Throughout the following context, we denote by $M_p^{+}$ the set of $\sigma $-finite point measures on the space of discrete loops on $G$, and by $\mathcal {F}$ the canonical $\sigma $-algebra on $M_p^+$. For $K\subseteq V$ and a point measure $m=\sum \nolimits _{i\in \mathbb {N}}c_i\delta _{\ell _i}$ of loops where $\delta _{\ell _i}$ is the Dirac mass at the loop $\ell _i$, define $m_K=\sum \nolimits _{i\in \mathbb {N}}c_i\delta _{\ell _i}1_{\{\ell _i\cap K\ne \phi \}}$ and $m^K=\sum \nolimits _{i\in \mathbb {N}}c_i\delta _{\ell _i}1_{\{\ell _i\subset K\}}$. We denote by $\mathcal {F}_K$ the $\sigma $-field generated by $\{m_K:m\in M_{p}^{+}\}$ and by $\mathcal {F}^K$ the $\sigma $-field generated by $\{m^K:m\in M_{p}^{+}\}$. A random set $\mathcal {K}$ is called $(\mathcal {F}_{K})_{\{K\text { finite}\}}$-optional iff for any deterministic $K\subseteq V$, $\{\mathcal {K}\subset K\}$ is $\mathcal {F}_{K}$-measurable.
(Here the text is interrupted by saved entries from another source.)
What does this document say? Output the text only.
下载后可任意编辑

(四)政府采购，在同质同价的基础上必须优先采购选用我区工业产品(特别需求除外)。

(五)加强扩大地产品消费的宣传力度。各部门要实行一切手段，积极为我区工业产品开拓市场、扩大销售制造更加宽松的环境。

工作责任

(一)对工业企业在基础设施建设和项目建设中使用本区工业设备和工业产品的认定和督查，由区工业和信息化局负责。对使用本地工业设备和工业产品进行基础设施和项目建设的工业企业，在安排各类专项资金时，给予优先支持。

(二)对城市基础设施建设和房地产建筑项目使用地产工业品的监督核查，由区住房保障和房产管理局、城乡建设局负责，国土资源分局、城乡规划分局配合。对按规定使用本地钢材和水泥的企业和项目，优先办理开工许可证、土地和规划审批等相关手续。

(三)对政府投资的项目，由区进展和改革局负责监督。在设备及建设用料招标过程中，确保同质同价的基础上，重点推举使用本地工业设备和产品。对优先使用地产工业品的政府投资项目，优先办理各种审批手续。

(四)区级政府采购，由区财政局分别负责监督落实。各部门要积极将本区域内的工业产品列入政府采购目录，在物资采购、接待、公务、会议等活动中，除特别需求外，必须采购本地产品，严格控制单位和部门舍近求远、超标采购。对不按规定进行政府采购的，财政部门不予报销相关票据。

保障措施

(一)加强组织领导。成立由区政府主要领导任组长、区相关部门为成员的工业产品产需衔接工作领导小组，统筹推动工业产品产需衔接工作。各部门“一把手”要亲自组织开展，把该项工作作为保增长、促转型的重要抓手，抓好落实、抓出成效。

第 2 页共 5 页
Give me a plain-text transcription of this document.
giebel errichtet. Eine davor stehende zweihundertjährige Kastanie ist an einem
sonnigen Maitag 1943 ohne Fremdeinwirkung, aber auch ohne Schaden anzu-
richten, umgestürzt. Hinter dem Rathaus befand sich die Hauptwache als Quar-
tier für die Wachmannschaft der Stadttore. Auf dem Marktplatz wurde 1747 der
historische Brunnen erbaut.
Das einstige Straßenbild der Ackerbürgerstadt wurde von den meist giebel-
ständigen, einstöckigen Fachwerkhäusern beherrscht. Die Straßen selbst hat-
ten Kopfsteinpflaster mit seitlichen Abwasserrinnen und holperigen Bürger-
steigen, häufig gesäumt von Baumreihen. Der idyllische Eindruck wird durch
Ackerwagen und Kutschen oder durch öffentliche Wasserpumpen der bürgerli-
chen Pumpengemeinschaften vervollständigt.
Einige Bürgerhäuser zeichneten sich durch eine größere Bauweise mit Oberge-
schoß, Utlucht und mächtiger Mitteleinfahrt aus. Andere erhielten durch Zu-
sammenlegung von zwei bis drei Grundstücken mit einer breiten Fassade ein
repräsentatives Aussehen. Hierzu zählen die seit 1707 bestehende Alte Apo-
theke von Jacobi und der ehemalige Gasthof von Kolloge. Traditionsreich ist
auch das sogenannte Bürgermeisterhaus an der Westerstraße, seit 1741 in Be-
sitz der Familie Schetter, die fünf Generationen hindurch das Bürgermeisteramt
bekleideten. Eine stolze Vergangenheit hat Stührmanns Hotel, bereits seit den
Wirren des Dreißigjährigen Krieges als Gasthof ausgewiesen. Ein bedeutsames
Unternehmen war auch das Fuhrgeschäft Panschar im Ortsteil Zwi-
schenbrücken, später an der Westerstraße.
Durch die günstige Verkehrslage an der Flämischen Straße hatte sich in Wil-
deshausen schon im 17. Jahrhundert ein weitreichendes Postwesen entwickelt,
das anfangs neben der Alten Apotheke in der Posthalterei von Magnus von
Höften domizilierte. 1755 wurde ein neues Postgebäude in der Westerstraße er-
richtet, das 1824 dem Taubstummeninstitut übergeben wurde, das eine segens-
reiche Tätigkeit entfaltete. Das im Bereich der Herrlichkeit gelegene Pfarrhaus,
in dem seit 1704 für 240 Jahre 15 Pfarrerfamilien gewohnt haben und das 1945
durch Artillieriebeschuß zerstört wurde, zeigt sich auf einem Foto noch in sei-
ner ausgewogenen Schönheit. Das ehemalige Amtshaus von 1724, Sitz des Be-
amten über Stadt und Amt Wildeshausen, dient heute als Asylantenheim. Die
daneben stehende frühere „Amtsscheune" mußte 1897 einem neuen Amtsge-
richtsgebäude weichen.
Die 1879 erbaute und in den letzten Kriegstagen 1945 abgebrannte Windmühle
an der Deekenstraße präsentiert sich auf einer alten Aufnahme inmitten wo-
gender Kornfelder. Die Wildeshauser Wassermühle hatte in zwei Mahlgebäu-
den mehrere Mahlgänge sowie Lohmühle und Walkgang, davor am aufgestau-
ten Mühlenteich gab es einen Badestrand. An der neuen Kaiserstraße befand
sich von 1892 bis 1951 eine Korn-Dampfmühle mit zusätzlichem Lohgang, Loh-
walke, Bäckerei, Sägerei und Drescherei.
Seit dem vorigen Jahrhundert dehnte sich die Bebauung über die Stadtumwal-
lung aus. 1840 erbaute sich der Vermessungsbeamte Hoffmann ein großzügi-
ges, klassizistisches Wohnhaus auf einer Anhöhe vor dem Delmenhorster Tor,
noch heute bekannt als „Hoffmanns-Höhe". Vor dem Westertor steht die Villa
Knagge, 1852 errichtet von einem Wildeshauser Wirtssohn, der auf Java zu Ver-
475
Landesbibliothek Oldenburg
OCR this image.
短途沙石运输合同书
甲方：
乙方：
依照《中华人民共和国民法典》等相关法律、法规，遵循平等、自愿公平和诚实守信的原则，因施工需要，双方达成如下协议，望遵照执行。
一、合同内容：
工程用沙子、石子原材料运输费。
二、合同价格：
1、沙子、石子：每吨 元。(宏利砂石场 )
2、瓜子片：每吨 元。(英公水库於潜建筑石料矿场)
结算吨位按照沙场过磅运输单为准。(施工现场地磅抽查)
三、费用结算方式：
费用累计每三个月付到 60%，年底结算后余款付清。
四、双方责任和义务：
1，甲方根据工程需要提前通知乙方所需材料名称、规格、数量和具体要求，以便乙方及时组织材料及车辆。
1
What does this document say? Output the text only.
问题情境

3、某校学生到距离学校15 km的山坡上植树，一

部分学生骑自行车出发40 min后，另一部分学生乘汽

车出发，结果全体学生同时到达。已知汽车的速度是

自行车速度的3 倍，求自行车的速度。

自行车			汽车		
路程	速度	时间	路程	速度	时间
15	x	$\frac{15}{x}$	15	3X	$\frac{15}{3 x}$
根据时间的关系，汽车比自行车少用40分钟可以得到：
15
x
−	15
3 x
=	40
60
Then, define

$$\begin{aligned} \mathcal {F}_{\mathcal {K}}=\{A\in \mathcal {F}:A\cap \{\mathcal {K}\subset K\}\in \mathcal {F}_K,\quad \forall K\text { finite}\}. \end{aligned}$$

Similar definitions hold for the filtration $(\mathcal {F}^{K})_{\{K\text { finite}\}}$.

For $x\in \mathbb {Z}^d$ and natural number $n\in \mathbb {N}$, denote by $B(x,n)$ the box of side length $2n$ centered at $x$.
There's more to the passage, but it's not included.